W hile We're Young centers on middle-aged married couple Josh (Ben Stiller) and Cornelia (Naomi Watts), both unfulfilled in their own way but ostensibly happy together. She tried to have a baby and couldn't. He's a failed documentary filmmaker living in his father-in-law's (Charles Grodin) shadow. They're both at that age (mid-40s) in which "the things that don't happen until you're old" start to happen. They have their freedom, but don't take advantage of it. They probably secretly resent one another for their unhappiness. This is a marriage in a funk.

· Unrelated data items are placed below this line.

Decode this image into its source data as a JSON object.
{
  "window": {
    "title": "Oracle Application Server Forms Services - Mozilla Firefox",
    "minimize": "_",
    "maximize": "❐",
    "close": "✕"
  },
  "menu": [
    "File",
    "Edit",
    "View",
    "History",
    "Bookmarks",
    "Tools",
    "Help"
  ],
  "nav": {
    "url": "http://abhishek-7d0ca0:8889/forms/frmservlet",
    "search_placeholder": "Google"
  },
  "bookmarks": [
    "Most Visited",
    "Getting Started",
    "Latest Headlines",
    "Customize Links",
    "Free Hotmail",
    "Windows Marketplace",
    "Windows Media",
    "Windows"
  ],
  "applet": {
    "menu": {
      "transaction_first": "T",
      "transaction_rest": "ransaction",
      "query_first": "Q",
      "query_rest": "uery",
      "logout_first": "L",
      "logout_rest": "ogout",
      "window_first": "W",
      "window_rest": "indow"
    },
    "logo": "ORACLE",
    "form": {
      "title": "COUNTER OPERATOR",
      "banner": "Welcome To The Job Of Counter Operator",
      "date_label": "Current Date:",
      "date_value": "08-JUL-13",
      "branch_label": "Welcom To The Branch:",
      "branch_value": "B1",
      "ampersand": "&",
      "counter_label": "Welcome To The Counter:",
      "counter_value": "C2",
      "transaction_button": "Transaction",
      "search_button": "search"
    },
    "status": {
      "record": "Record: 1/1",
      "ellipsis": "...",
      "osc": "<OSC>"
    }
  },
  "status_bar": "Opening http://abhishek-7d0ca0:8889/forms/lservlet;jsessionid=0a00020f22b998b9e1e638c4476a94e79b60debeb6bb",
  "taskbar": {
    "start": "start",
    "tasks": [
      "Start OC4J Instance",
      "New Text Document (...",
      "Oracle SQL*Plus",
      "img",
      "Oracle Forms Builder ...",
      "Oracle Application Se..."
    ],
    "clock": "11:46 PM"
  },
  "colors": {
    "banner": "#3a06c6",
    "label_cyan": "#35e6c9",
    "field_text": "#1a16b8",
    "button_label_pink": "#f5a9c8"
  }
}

Enter aspiring filmmaker Jamie (Adam Driver) and his wife, Darby (Amanda Seyfried), who makes ice cream. They're both 25 and ironically retro, preferring VHS tapes, typewriters and other old-school accouterments to their modern counterparts. They think it's better and makes them more "free" and "in the moment." In reality it's artsy-pretentious hippie nonsense enacted in a desperate attempt to tell the world they're bohemian. In one scene Jamie says he's "pathologically happy," which is damn easy when you're delusional about the real world around you. Jamie also wears a fedora, which automatically qualifies him as a douchebag.

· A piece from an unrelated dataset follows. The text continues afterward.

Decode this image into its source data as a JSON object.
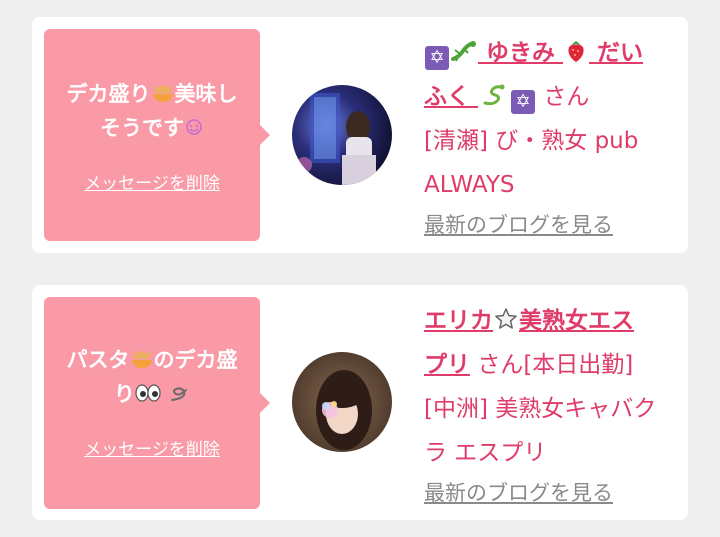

The problem with Jamie being this obnoxious, sure of himself and unlikable is that we need to believe Josh would be enamored enough with Jamie for them to become best friends, because that's what happens. Sure, Jamie provides Josh a different way of looking at the world, but the man-crush Josh develops feels forced rather than organic. For this to work, more of Josh's discontentedness needs to be presented earlier so we can understand why he would see Jamie as a conduit to happiness.

Of course the relationship evolves, things change and some people aren't what they seem. This is all fine and welcome, as it leads to a better final third than what the first two thirds lead us to expect. But it's too little too late, and worse, whatever it is writer-director Noah Baumbach (Greenberg) is trying to say about traditional versus modern values, he doesn't say with conviction. He tackles issues of credibility, friendship, insecurity, selfishness and more in a way that is deliberately philosophical rather than practical, meaning he's essentially throwing it out there saying "here it is!" without bothering to comment on it as positive or negative.

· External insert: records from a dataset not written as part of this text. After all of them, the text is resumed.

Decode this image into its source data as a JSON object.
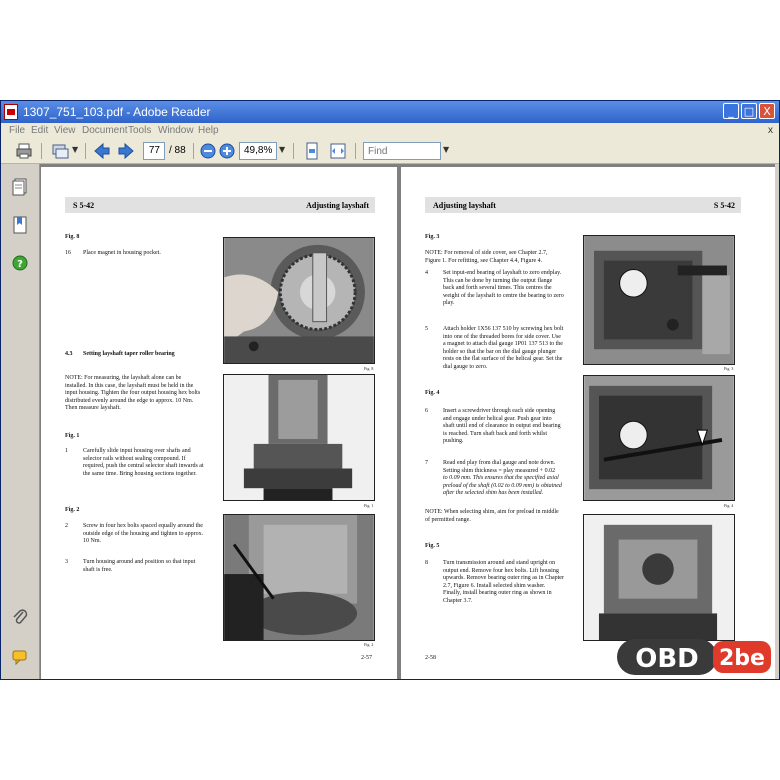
{
  "window": {
    "title": "1307_751_103.pdf - Adobe Reader",
    "buttons": {
      "minimize": "_",
      "maximize": "□",
      "close": "X"
    }
  },
  "menu": {
    "items": [
      "File",
      "Edit",
      "View",
      "Document",
      "Tools",
      "Window",
      "Help"
    ],
    "close_label": "x"
  },
  "toolbar": {
    "page_current": "77",
    "page_total": "/ 88",
    "zoom": "49,8%",
    "find_placeholder": "Find"
  },
  "sidebar": {
    "icons": [
      "pages-icon",
      "bookmarks-icon",
      "help-icon",
      "attachments-icon",
      "comments-icon"
    ]
  },
  "left_page": {
    "section": "S 5-42",
    "heading": "Adjusting layshaft",
    "fig8": "Fig. 8",
    "step16_num": "16",
    "step16_text": "Place magnet in housing pocket.",
    "sec43_num": "4.3",
    "sec43_title": "Setting layshaft taper roller bearing",
    "note_lines": [
      "NOTE: For measuring, the layshaft alone can be",
      "installed. In this case, the layshaft must be held in the",
      "input housing. Tighten the four output housing hex bolts",
      "distributed evenly around the edge to approx. 10 Nm.",
      "Then measure layshaft."
    ],
    "fig1": "Fig. 1",
    "step1_num": "1",
    "step1_lines": [
      "Carefully slide input housing over shafts and",
      "selector rails without sealing compound. If",
      "required, push the central selector shaft inwards at",
      "the same time. Bring housing sections together."
    ],
    "fig2": "Fig. 2",
    "step2_num": "2",
    "step2_lines": [
      "Screw in four hex bolts spaced equally around the",
      "outside edge of the housing and tighten to approx.",
      "10 Nm."
    ],
    "step3_num": "3",
    "step3_lines": [
      "Turn housing around and position so that input",
      "shaft is free."
    ],
    "page_number": "2-57"
  },
  "right_page": {
    "section": "S 5-42",
    "heading": "Adjusting layshaft",
    "fig3": "Fig. 3",
    "note1_lines": [
      "NOTE: For removal of side cover, see Chapter 2.7,",
      "Figure 1. For refitting, see Chapter 4.4, Figure 4."
    ],
    "step4_num": "4",
    "step4_lines": [
      "Set input-end bearing of layshaft to zero endplay.",
      "This can be done by turning the output flange",
      "back and forth several times. This centres the",
      "weight of the layshaft to centre the bearing to zero",
      "play."
    ],
    "step5_num": "5",
    "step5_lines": [
      "Attach holder 1X56 137 510 by screwing hex bolt",
      "into one of the threaded bores for side cover. Use",
      "a magnet to attach dial gauge 1P01 137 513 to the",
      "holder so that the bar on the dial gauge plunger",
      "rests on the flat surface of the helical gear. Set the",
      "dial gauge to zero."
    ],
    "fig4": "Fig. 4",
    "step6_num": "6",
    "step6_lines": [
      "Insert a screwdriver through each side opening",
      "and engage under helical gear. Push gear into",
      "shaft until end of clearance in output end bearing",
      "is reached. Turn shaft back and forth whilst",
      "pushing."
    ],
    "step7_num": "7",
    "step7_lines": [
      "Read end play from dial gauge and note down.",
      "Setting shim thickness = play measured + 0.02",
      "to 0.09 mm. This ensures that the specified axial",
      "preload of the shaft (0.02 to 0.09 mm) is obtained",
      "after the selected shim has been installed."
    ],
    "note2_lines": [
      "NOTE: When selecting shim, aim for preload in middle",
      "of permitted range."
    ],
    "fig5": "Fig. 5",
    "step8_num": "8",
    "step8_lines": [
      "Turn transmission around and stand upright on",
      "output end. Remove four hex bolts. Lift housing",
      "upwards. Remove bearing outer ring as in Chapter",
      "2.7, Figure 6. Install selected shim washer.",
      "Finally, install bearing outer ring as shown in",
      "Chapter 3.7."
    ],
    "page_number": "2-58"
  },
  "figure_captions": [
    "Fig. 8",
    "Fig. 1",
    "Fig. 2",
    "Fig. 3",
    "Fig. 4",
    "Fig. 5"
  ],
  "watermark": {
    "text1": "OBD",
    "text2": "2be"
  },
  "colors": {
    "titlebar": "#2f63c9",
    "accent_red": "#e03a2a",
    "watermark_grey": "#3a3a3a"
  }
}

And you know what? That's weak. If he's going to take a safe route in the old versus new debate, then he should be critical of both sides. That way all the flaws are exposed and people can judge for themselves, because the truth is this: Where you are in life will determine the couple in the film you relate to the most, which by extension may reflect the value system you agree with. So if Baumbach is evenly critical of both sides he will not offend potential viewers of any age.

The film is designed to get the viewer to look inward in an attempt to define himself in this crazy world we live in, but this is key: Many will not bother because they haven't been sufficiently prompted to do so. This is like telling someone to have deep thoughts, but providing nothing to inspire those thoughts.

While We're Young could and should have done more with its subject matter by being sharper and less kind to our social woes. Playing it safe doesn't do the characters or the film any favors.